Comparison of Adolescent Outcomes With Those of Adults

Treatment outcomes in boys and adolescents in our trial were better than those reported for adults[2,4,5,21,26] (Table S1).

However, higher sperm concentrations achieved by adolescents may only be a relative advantage as spermatozoa of HH patients treated with gonadotropins or GnRH have an excellent fertilizing potential, despite subnormal counts.[3,8,29–31]

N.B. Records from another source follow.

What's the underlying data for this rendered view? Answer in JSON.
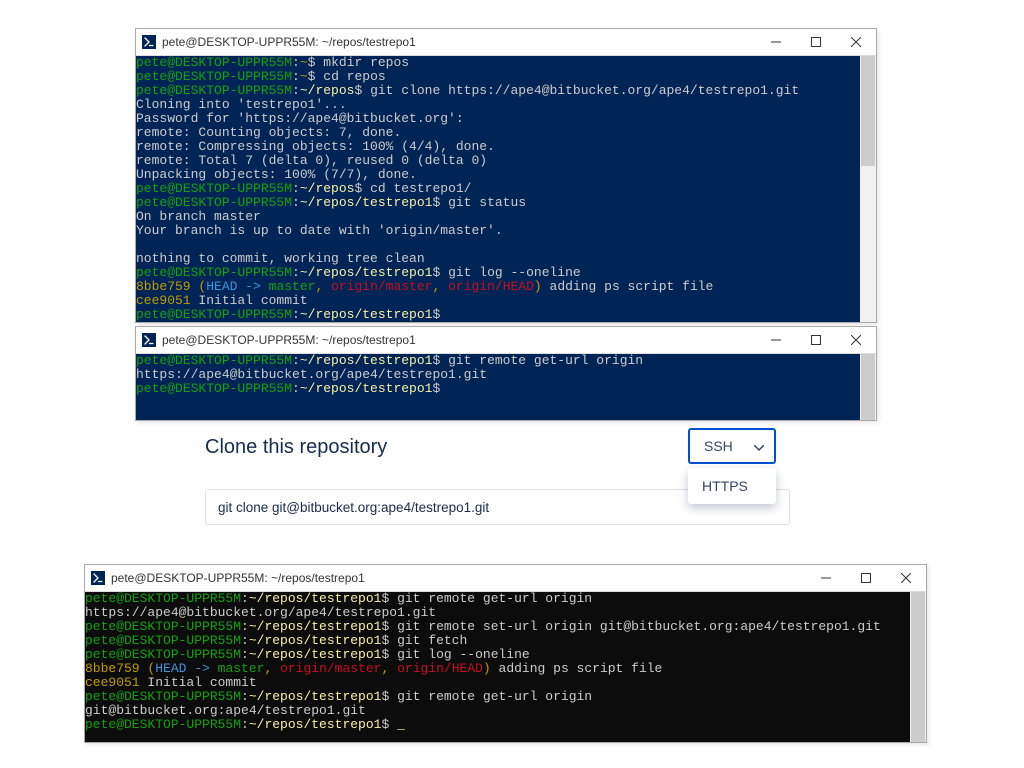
{
  "colors": {
    "terminal_bg_blue": "#012456",
    "terminal_bg_black": "#0c0c0c",
    "green": "#13a10e",
    "dark_yellow": "#c19c00",
    "gold": "#f9f1a5",
    "red": "#c50f1f",
    "cyan": "#3a96dd",
    "accent_blue": "#0052cc"
  },
  "window1": {
    "title": "pete@DESKTOP-UPPR55M: ~/repos/testrepo1",
    "prompt_user": "pete@DESKTOP-UPPR55M",
    "tilde": "~",
    "home_dollar": "$ ",
    "dollar": "$ ",
    "cmd_mkdir": "mkdir repos",
    "cmd_cd_repos": "cd repos",
    "path_repos": "~/repos",
    "cmd_clone": "git clone https://ape4@bitbucket.org/ape4/testrepo1.git",
    "out_cloning": "Cloning into 'testrepo1'...",
    "out_pw": "Password for 'https://ape4@bitbucket.org':",
    "out_count": "remote: Counting objects: 7, done.",
    "out_compress": "remote: Compressing objects: 100% (4/4), done.",
    "out_total": "remote: Total 7 (delta 0), reused 0 (delta 0)",
    "out_unpack": "Unpacking objects: 100% (7/7), done.",
    "cmd_cd_tr": "cd testrepo1/",
    "path_tr": "~/repos/testrepo1",
    "cmd_status": "git status",
    "out_branch": "On branch master",
    "out_up2date": "Your branch is up to date with 'origin/master'.",
    "out_nothing": "nothing to commit, working tree clean",
    "cmd_log": "git log --oneline",
    "log_hash1": "8bbe759",
    "log_open": " (",
    "log_head": "HEAD -> ",
    "log_master": "master",
    "log_sep": ", ",
    "log_om": "origin/master",
    "log_oh": "origin/HEAD",
    "log_close": ") ",
    "log_msg1": "adding ps script file",
    "log_hash2": "cee9051",
    "log_msg2": " Initial commit"
  },
  "window2": {
    "title": "pete@DESKTOP-UPPR55M: ~/repos/testrepo1",
    "prompt_user": "pete@DESKTOP-UPPR55M",
    "path_tr": "~/repos/testrepo1",
    "dollar": "$ ",
    "cmd_geturl": "git remote get-url origin",
    "out_url": "https://ape4@bitbucket.org/ape4/testrepo1.git"
  },
  "clone": {
    "title": "Clone this repository",
    "command": "git clone git@bitbucket.org:ape4/testrepo1.git",
    "selected_proto": "SSH",
    "option_https": "HTTPS"
  },
  "window3": {
    "title": "pete@DESKTOP-UPPR55M: ~/repos/testrepo1",
    "prompt_user": "pete@DESKTOP-UPPR55M",
    "path_tr": "~/repos/testrepo1",
    "dollar": "$ ",
    "cmd_geturl1": "git remote get-url origin",
    "out_url_https": "https://ape4@bitbucket.org/ape4/testrepo1.git",
    "cmd_seturl": "git remote set-url origin git@bitbucket.org:ape4/testrepo1.git",
    "cmd_fetch": "git fetch",
    "cmd_log": "git log --oneline",
    "log_hash1": "8bbe759",
    "log_open": " (",
    "log_head": "HEAD -> ",
    "log_master": "master",
    "log_sep": ", ",
    "log_om": "origin/master",
    "log_oh": "origin/HEAD",
    "log_close": ") ",
    "log_msg1": "adding ps script file",
    "log_hash2": "cee9051",
    "log_msg2": " Initial commit",
    "cmd_geturl2": "git remote get-url origin",
    "out_url_ssh": "git@bitbucket.org:ape4/testrepo1.git",
    "cursor": "_"
  }
}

Impact of Previous Testosterone Replacement on Somatic Outcomes

Our study contributes to the question whether treatment effects of gonadotropins during adolescence are affected by previous testosterone replacement. In line with a recent meta-analysis of previous adult studies,[32] which showed no significant association between prevalence of previous testosterone replacement and sperm concentration, we did not observe differences in outcomes with hCG/FSH replacement in terms of testicular size or sperm count achieved in prepubertal boys vs adolescents with prior full-dose testosterone replacement for up to 5·7 years. Only one of three patients who remained azoospermic had previously received testosterone. In contrast, in another study on adult patients that were previously treated with androgens, a decreased likelihood of achieving sperm output thresholds and conception[33] was observed.

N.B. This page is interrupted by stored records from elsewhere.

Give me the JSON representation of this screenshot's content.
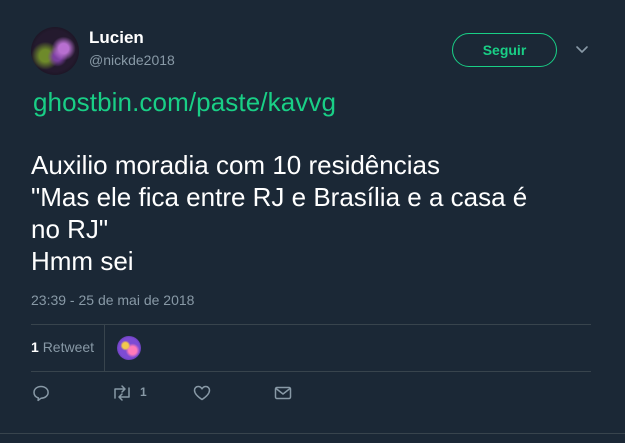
{
  "user": {
    "display_name": "Lucien",
    "handle": "@nickde2018"
  },
  "follow_button": {
    "label": "Seguir"
  },
  "tweet": {
    "link": "ghostbin.com/paste/kavvg",
    "lines": [
      "Auxilio moradia com 10 residências",
      "\"Mas ele fica entre RJ e Brasília e a casa é",
      "no RJ\"",
      "Hmm sei"
    ],
    "timestamp": "23:39 - 25 de mai de 2018"
  },
  "stats": {
    "retweet_count": "1",
    "retweet_label": "Retweet"
  },
  "actions": {
    "reply_icon": "reply-icon",
    "retweet_icon": "retweet-icon",
    "retweet_count": "1",
    "like_icon": "heart-icon",
    "message_icon": "envelope-icon"
  },
  "colors": {
    "background": "#1b2836",
    "accent": "#19cf86",
    "muted": "#8899a6",
    "divider": "#38444d"
  }
}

Factors Influencing Therapeutic Response to Gonadotropins

The results of this study indicate that testicular growth potential and achievable sperm concentrations in response to gonadotropin substitution during adolescence depend on various factors at baseline. Patients without previous bilateral cryptorchidism, with non-congenital HH causes, with higher baseline testicular volumes, and with higher baseline inhibin B and AMH serum levels had more favourable outcomes. These findings are in line with predictors of response to treatment that have been defined in adult studies.[3,26,29,31,34–36] All the above-mentioned parameters reflect the degree of seminiferous tubular maturation that may have occurred pretreatment, which in turn is dependent on the onset and the extent of GnRH and/or gonadotropin deficiency. However, as responses also depend on adherence to treatment, individual outcomes cannot reliably be predicted. The variability in observed response within certain diagnostic subgroups (Kallmann syndrome, CHH, MPHD congenital) may also be due to genetic heterogeneity and oligogenicity[37] or epigenetic phenomena, resulting in different hormone secretion patterns, varying from complete absence of pulses to disorders of amplitude and/or frequency.[38]

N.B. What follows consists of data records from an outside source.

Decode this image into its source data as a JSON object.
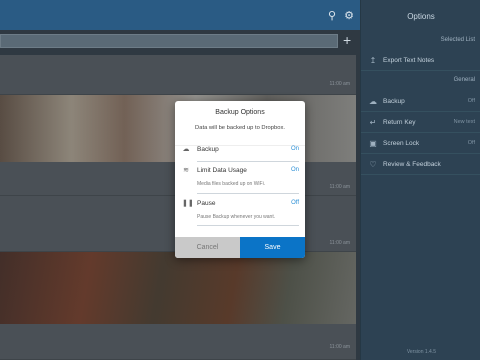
{
  "app": {
    "search_icon": "search-icon",
    "settings_icon": "gear-icon",
    "add_icon": "plus-icon",
    "times": [
      "11:00 am",
      "11:00 am",
      "11:00 am",
      "11:00 am"
    ]
  },
  "options_panel": {
    "title": "Options",
    "section_selected": "Selected List",
    "export_label": "Export Text Notes",
    "section_general": "General",
    "items": [
      {
        "label": "Backup",
        "value": "Off",
        "icon": "cloud-icon"
      },
      {
        "label": "Return Key",
        "value": "New text",
        "icon": "return-icon"
      },
      {
        "label": "Screen Lock",
        "value": "Off",
        "icon": "lock-icon"
      },
      {
        "label": "Review & Feedback",
        "value": "",
        "icon": "heart-icon"
      }
    ],
    "version": "Version 1.4.5"
  },
  "modal": {
    "title": "Backup Options",
    "subtitle": "Data will be backed up to Dropbox.",
    "rows": [
      {
        "label": "Backup",
        "value": "On",
        "description": "",
        "icon": "cloud-icon"
      },
      {
        "label": "Limit Data Usage",
        "value": "On",
        "description": "Media files backed up on WiFi.",
        "icon": "wifi-icon"
      },
      {
        "label": "Pause",
        "value": "Off",
        "description": "Pause Backup whenever you want.",
        "icon": "pause-icon"
      }
    ],
    "cancel_label": "Cancel",
    "save_label": "Save"
  },
  "colors": {
    "accent": "#0b74c7",
    "value_blue": "#2b8fd6",
    "panel_bg": "#2d4253"
  }
}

Further Arguments for Early Gonadotropin Substitution

Timely completed testicular maturation has further considerable advantages: First, it is likely to significantly reduce the time necessary for re-induction of spermatogenesis by future gonadotropin cycles in adulthood,[3,31] thereby enabling earlier spontaneous conception of the partner. This seems important in view of increasing female age at first pregnancy in modern societies. Second, poor responders to gonadotropin replacement during adolescence may respond worse with increasing age. Our adolescents were therefore given the opportunity for sperm cryopreservation, thereby safeguarding a chance for future biological paternity in case of adverse future events concerning fertility. Third, adolescents with persisting azoospermia may undergo mTESE before switching to permanent testosterone replacement and thereby rescue sperm for potential use in future reproduction. This was successfully performed in one patient in our study.

Future Prospects

Questions remain as to the optimal timing of treatment with FSH and whether an attempt should be made to expand Sertoli cell numbers, either during the neonatal period (if HH is recognized by the presence of micropenis and cryptorchidism)[39] or before initiating puberty and whether these actions could improve fertility. In a recent study,[40] 7 adult HH patients without cryptorchidism given FSH treatment before GnRH substitution had serial testicular biopsies showing Sertoli and spermatogonial cell proliferation and higher final sperm counts than in the control group. However, final SCs were far below the normal range (5·8 ± 2·3 mill/ml).